A far better approach would be to use the statistics API; in this case you would need to send a custom command to the other nodes to read the statistics, add them all together and divide by the number of "numOwners" you have set as values might have multiple copies (if that is what you want).
Statistics are pretty accurate but might present a +1/-1 skew occasionally, so if you can't tolerate that use the distributed executor (but also make sure noone is adding/removing content at the same time).
To get the real size in terms of memory consumption, that's an hard operation to do in Java as the platform doesn't provide this information.
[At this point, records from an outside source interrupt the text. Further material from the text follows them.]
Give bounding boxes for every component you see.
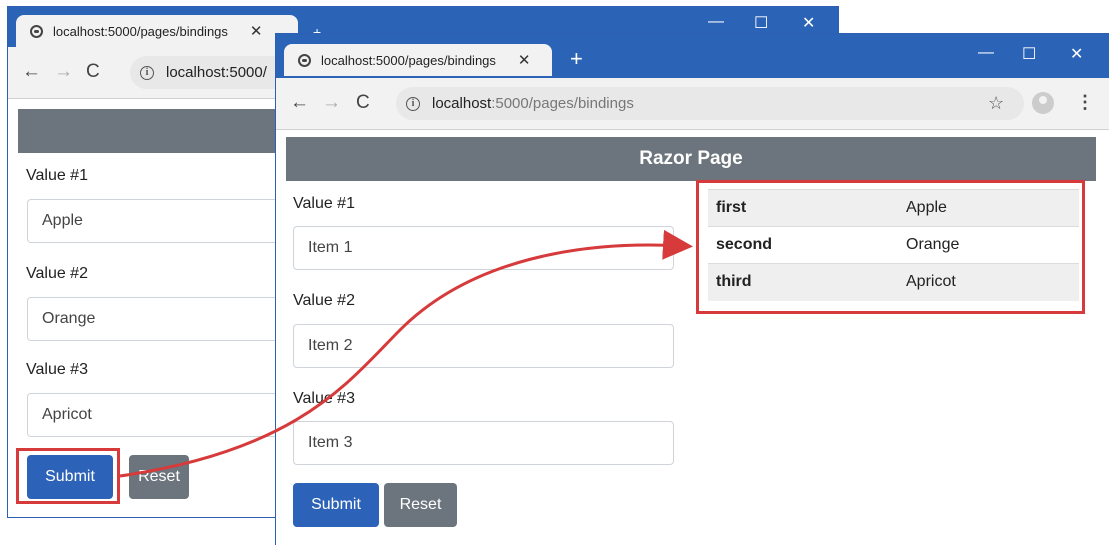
minimize-button[interactable]: —	[978, 44, 994, 62]
reset-button[interactable]: Reset	[129, 455, 189, 499]
close-tab-icon[interactable]: ✕	[250, 22, 263, 40]
info-icon[interactable]: i	[140, 65, 154, 80]
browser-toolbar: ← → C i localhost:5000/pages/bindings ☆ …	[276, 78, 1109, 130]
value-2-input[interactable]: Item 2	[293, 324, 674, 368]
close-tab-icon[interactable]: ✕	[518, 51, 531, 69]
reload-icon[interactable]: C	[86, 61, 100, 83]
value-2-label: Value #2	[293, 292, 355, 309]
info-icon[interactable]: i	[406, 96, 420, 111]
tab-title: localhost:5000/pages/bindings	[321, 52, 496, 68]
globe-icon	[298, 53, 311, 67]
value-1-label: Value #1	[293, 195, 355, 212]
submit-highlight-box	[16, 448, 120, 504]
title-bar: localhost:5000/pages/bindings ✕ + — ☐ ✕	[276, 34, 1109, 78]
reset-button[interactable]: Reset	[384, 483, 457, 527]
address-text: localhost:5000/pages/bindings	[432, 95, 634, 112]
tab-title: localhost:5000/pages/bindings	[53, 23, 228, 39]
close-window-button[interactable]: ✕	[1070, 44, 1083, 64]
globe-icon	[30, 24, 43, 38]
reload-icon[interactable]: C	[356, 92, 370, 114]
new-tab-button[interactable]: +	[570, 48, 583, 70]
browser-tab[interactable]: localhost:5000/pages/bindings ✕	[284, 44, 552, 76]
back-arrow-icon[interactable]: ←	[22, 61, 41, 83]
kebab-menu-icon[interactable]: ⋮	[1076, 92, 1094, 113]
star-icon[interactable]: ☆	[988, 93, 1004, 114]
value-2-label: Value #2	[26, 265, 88, 282]
back-arrow-icon[interactable]: ←	[290, 92, 309, 114]
submit-button[interactable]: Submit	[293, 483, 379, 527]
value-1-input[interactable]: Item 1	[293, 226, 674, 270]
profile-icon[interactable]	[1032, 92, 1054, 114]
maximize-button[interactable]: ☐	[1022, 44, 1036, 64]
value-3-input[interactable]: Item 3	[293, 421, 674, 465]
results-highlight-box	[696, 180, 1085, 314]
forward-arrow-icon[interactable]: →	[322, 92, 341, 114]
browser-tab[interactable]: localhost:5000/pages/bindings ✕	[16, 15, 298, 47]
forward-arrow-icon[interactable]: →	[54, 61, 73, 83]
address-text: localhost:5000/	[166, 64, 267, 81]
minimize-button[interactable]: —	[708, 13, 724, 31]
close-window-button[interactable]: ✕	[802, 13, 815, 33]
value-3-label: Value #3	[293, 390, 355, 407]
maximize-button[interactable]: ☐	[754, 13, 768, 33]
page-title: Razor Page	[286, 137, 1096, 181]
address-bar[interactable]: i localhost:5000/pages/bindings	[396, 87, 1024, 120]
value-1-label: Value #1	[26, 167, 88, 184]
value-3-label: Value #3	[26, 361, 88, 378]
You could estimate the size of objects by looking at the number of bytes when they are marshalled or stored, or the average (full container - empty container) / number of stored elements.. a very rough approximation. Using the size from the marshallers is quite accurate if you configure the cache to store the values in serialized form (as byte[] instead of instances).
-
2. Re: Node cache size
mircea.markus Jul 29, 2011 10:50 AM (in response to javier.iglesias)this would need to invoke the distributed executor to send a "count" operation across all nodes. So the cost is of that of an RPC being invoked to each other node, and each node is going to quickly iterate on each element to increment your counter.. relatively costly.
I don't think it needs to iterate over the elements of each node. If you submit an DistributedCallable and the DistributedCallable.call method rerturns a cache.size() (it has a refernce to cache from (DistributedCallable.setEnvironment) you'd get the same effect as your proposal with custom command.